| |
|
Sit-in des praticiens devant le Palais du gouvernement
La grève semble inéluctable
Par : MALIKA BEN, Liberté, 30 avril 2011
Les praticiens et les spécialistes de la santé publique sont convaincus que seule le retour à la protestation “main dans la main” pourrait faire aboutir le combat qu’ils mènent depuis des années.
La grève des praticiens de la santé publique se précise et dépasse le stade de la simple menace en vue de faire pression sur la tutelle. C’est du moins ce qui s’est dégagé du sit-in tenu jeudi à quelques encablures du Palais du gouvernement par près de 500 praticiens de la santé publique.
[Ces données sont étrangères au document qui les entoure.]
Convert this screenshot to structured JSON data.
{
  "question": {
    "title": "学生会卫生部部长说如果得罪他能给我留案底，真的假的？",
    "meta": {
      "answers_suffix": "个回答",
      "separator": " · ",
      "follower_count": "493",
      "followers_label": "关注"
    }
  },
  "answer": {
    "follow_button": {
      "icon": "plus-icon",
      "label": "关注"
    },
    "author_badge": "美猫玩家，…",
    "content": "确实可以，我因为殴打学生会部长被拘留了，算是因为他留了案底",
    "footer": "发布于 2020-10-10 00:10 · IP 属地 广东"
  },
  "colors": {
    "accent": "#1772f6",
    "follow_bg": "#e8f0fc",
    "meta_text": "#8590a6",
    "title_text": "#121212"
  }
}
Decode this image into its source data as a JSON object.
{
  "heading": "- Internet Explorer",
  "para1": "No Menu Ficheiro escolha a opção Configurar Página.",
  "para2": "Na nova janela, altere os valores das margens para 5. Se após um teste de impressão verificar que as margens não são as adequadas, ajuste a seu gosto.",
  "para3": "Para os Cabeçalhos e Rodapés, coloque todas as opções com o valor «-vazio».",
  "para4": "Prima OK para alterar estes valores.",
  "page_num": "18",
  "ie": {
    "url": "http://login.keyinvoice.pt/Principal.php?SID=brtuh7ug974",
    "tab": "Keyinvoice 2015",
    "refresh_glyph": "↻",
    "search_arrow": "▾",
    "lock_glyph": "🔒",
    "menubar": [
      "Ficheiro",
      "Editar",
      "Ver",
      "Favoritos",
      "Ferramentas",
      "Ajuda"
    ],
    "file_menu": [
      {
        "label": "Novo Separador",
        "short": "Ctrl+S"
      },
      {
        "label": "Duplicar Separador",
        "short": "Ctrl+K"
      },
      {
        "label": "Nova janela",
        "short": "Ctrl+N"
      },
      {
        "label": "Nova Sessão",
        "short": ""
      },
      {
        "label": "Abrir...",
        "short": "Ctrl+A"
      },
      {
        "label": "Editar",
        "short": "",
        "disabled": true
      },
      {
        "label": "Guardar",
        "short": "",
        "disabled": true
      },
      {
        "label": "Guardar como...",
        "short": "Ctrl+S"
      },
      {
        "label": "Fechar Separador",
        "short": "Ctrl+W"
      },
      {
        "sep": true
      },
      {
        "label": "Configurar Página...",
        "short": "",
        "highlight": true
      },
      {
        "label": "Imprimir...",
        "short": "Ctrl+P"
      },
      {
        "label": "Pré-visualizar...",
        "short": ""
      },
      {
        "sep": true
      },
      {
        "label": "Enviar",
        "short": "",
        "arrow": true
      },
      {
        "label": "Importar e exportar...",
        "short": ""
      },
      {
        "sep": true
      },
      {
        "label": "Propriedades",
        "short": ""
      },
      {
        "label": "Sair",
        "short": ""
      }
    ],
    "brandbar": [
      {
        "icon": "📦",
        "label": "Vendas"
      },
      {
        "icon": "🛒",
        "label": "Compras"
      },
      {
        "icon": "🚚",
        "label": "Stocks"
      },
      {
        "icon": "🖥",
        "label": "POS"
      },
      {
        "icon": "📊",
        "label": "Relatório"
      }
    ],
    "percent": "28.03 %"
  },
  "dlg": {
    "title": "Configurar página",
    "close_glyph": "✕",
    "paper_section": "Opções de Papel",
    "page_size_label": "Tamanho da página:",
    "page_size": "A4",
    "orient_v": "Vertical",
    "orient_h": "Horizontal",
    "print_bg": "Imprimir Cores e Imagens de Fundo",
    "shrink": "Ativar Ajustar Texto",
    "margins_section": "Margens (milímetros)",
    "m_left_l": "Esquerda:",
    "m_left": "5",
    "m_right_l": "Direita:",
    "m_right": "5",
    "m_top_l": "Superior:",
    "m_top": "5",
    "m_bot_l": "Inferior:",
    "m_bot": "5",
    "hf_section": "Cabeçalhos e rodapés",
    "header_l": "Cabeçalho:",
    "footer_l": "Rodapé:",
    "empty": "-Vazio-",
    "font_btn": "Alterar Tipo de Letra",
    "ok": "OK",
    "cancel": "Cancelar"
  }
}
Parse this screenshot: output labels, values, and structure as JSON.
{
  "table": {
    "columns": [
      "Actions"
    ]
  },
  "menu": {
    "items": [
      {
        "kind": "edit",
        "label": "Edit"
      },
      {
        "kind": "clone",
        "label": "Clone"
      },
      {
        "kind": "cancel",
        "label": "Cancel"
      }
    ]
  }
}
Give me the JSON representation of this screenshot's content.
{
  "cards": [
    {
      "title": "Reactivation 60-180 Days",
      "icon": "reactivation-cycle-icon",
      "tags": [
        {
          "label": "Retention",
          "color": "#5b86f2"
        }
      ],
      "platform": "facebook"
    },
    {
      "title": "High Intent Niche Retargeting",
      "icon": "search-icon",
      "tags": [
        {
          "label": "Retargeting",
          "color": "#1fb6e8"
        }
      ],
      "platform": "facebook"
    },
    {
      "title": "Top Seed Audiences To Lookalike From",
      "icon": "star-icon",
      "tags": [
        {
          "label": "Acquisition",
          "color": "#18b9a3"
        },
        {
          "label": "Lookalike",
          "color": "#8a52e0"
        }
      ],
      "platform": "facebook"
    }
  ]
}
En fait, officiellement, le rassemblement devait avoir lieu devant le siège du Premier ministère, mais des dispositions ont été prises par qui de droit en vue de stopper les praticiens au niveau du jardin de l’horloge florale. Mais le dispositif sécuritaire mis en place n’a pu stopper la détermination des nombreux praticiens qui, sous un soleil de plomb, ont, une fois de plus, “usé” de leurs cordes vocales pour que leurs voix parviennent au bureau du Premier ministre. “Grève illimitée”, c’est ce qui était scandé à tue-tête à chaque prise de parole du président du Snpsp ou d’un autre médecin. Pour les blouses blanches, la grève reste le seul et unique recours pour faire aboutir les revendications dans la dignité car “l’attente a été longue et parsemée de mensonges et de désengagements.” Le président du Snpsp rappellera qu’en arrivant à la tête du département de la santé, Ould Abbès avait insisté sur le fait que c’est “le président de la République lui même qui l’a mandaté” pour faire sortir le secteur de la crise.
Malheureusement, une année après, c’est le statu quo. “Nous n’avons eu droit qu’à des promesses, des mensonges et des désengagements”, lance le Dr Merabet. Et d’estimer que “le ministre de la Santé a failli à sa mission et doit assumer.” C’est, d’ailleurs, le clash entre les partenaires sociaux et la tutelle qui a contraint le Snpsp à se tourner vers le gouvernement. Le choix du Palais du gouvernement s’explique aussi par le fait que le nouveau régime indemnitaire soit sur le bureau de la commission ad hoc supervisée par le secrétariat du gouvernement. “Nous avons appris que seul le projet relatif au régime indemnitaire est examiné par la commission ad hoc sur la base du statut particulier en vigueur et non celui amendé en commission mixte car les amendements introduits ne sont pas à l’ordre du jour et ne constituent nullement une urgence”, révèle le Dr Merabet. Et de préciser que pour les praticiens, les deux projets sont indissociables.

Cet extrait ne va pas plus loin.